Étanchéité de toit plat à Thionville
Une auréole sous une terrasse, un garage qui goutte, une membrane qui se rouvre aux recouvrements : sur un toit sans pente, ce n'est plus la tuile qui protège mais la continuité de l'étanchéité. André Stein reprend les toits plats et les terrasses à Thionville et dans les communes alentour. Le devis est gratuit, après examen sur place.
Comment ça se passe
Que fait un couvreur sur un toit plat ? Il sonde la toiture existante, prépare le support et pose pare-vapeur et isolant, déroule et soude la membrane, remonte l'étanchéité aux murs et traite les évacuations, puis contrôle avant de refermer. André Stein mène ce chantier à Thionville et sur les communes voisines.
Sonder la toiture
Nature du support, état de l'étanchéité en place, isolant, pare-vapeur, pente réelle : les sondages décident de ce qui se conserve et de ce qui se dépose.

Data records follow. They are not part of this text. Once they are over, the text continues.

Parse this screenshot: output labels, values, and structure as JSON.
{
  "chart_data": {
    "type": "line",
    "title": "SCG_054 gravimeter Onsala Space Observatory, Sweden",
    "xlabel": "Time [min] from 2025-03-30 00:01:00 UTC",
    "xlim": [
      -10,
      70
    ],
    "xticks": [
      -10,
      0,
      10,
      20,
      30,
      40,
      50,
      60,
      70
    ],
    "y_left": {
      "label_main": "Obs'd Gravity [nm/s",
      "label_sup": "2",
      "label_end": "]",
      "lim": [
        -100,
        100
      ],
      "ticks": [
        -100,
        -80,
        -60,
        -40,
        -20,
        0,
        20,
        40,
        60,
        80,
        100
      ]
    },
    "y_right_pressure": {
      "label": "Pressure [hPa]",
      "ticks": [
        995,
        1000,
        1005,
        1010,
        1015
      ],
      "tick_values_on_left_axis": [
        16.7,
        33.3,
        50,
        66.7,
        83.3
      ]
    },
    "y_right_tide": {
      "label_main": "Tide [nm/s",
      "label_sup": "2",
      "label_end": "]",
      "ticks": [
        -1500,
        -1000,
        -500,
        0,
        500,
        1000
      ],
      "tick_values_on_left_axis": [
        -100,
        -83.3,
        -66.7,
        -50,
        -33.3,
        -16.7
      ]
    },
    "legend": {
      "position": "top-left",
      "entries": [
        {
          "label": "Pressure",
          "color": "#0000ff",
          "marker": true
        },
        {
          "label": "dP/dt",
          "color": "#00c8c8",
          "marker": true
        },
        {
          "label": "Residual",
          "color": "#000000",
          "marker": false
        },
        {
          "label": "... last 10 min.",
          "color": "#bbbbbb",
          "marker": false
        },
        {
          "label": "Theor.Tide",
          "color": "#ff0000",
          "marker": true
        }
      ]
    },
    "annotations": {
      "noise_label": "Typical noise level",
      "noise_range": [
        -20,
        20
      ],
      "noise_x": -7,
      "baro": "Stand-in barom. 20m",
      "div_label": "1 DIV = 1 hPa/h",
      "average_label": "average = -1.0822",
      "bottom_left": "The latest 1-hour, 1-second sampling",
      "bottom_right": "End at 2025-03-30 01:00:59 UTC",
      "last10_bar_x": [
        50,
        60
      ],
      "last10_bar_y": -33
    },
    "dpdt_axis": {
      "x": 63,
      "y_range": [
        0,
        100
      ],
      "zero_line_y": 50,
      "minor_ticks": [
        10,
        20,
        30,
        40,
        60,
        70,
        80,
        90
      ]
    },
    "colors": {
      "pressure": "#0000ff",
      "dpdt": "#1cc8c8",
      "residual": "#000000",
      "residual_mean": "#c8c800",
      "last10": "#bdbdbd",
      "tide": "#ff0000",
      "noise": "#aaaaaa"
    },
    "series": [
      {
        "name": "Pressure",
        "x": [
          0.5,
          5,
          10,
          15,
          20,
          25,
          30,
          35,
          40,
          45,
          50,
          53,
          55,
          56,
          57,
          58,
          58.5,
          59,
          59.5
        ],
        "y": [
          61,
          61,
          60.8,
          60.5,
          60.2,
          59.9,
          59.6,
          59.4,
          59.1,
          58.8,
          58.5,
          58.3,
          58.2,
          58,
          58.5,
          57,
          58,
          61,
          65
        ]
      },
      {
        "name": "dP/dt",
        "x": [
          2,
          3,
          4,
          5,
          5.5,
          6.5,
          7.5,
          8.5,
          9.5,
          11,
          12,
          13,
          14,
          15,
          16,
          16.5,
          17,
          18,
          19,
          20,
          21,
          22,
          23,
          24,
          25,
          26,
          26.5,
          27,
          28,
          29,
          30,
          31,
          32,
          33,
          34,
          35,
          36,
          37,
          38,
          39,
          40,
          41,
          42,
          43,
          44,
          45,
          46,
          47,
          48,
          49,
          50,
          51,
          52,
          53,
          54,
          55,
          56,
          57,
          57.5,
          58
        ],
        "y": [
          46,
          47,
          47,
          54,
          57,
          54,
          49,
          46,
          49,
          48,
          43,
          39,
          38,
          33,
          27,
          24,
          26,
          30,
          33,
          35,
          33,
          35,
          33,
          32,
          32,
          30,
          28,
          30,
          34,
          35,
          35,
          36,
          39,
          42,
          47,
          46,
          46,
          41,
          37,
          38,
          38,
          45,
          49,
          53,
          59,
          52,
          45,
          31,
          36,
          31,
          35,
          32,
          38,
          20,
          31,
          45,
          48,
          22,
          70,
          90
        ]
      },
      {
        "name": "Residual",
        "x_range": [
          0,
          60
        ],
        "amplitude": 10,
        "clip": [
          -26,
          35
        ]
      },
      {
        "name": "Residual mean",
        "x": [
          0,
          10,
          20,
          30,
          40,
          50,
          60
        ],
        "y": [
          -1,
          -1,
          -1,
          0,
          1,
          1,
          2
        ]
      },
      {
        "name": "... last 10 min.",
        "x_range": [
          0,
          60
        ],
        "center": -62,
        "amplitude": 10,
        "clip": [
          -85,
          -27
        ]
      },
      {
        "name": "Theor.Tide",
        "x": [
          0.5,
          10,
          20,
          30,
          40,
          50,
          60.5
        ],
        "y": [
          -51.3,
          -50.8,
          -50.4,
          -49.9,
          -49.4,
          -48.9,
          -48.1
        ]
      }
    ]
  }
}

On garde ou on enlève d'après ce qu'on trouve, pas d'après ce qui arrange le chantier. Un isolant gorgé d'eau sous une membrane encore présentable ne se recouvre pas : il se dépose, sinon l'humidité reste enfermée et travaille contre la nouvelle étanchéité.

Préparer le support, poser pare-vapeur et isolant
Le pare-vapeur se place au-dessus du support, pour bloquer la vapeur qui monte du logement avant qu'elle n'atteigne l'isolant. L'ordre n'est pas discutable : un pare-vapeur du mauvais côté transforme l'isolant en éponge.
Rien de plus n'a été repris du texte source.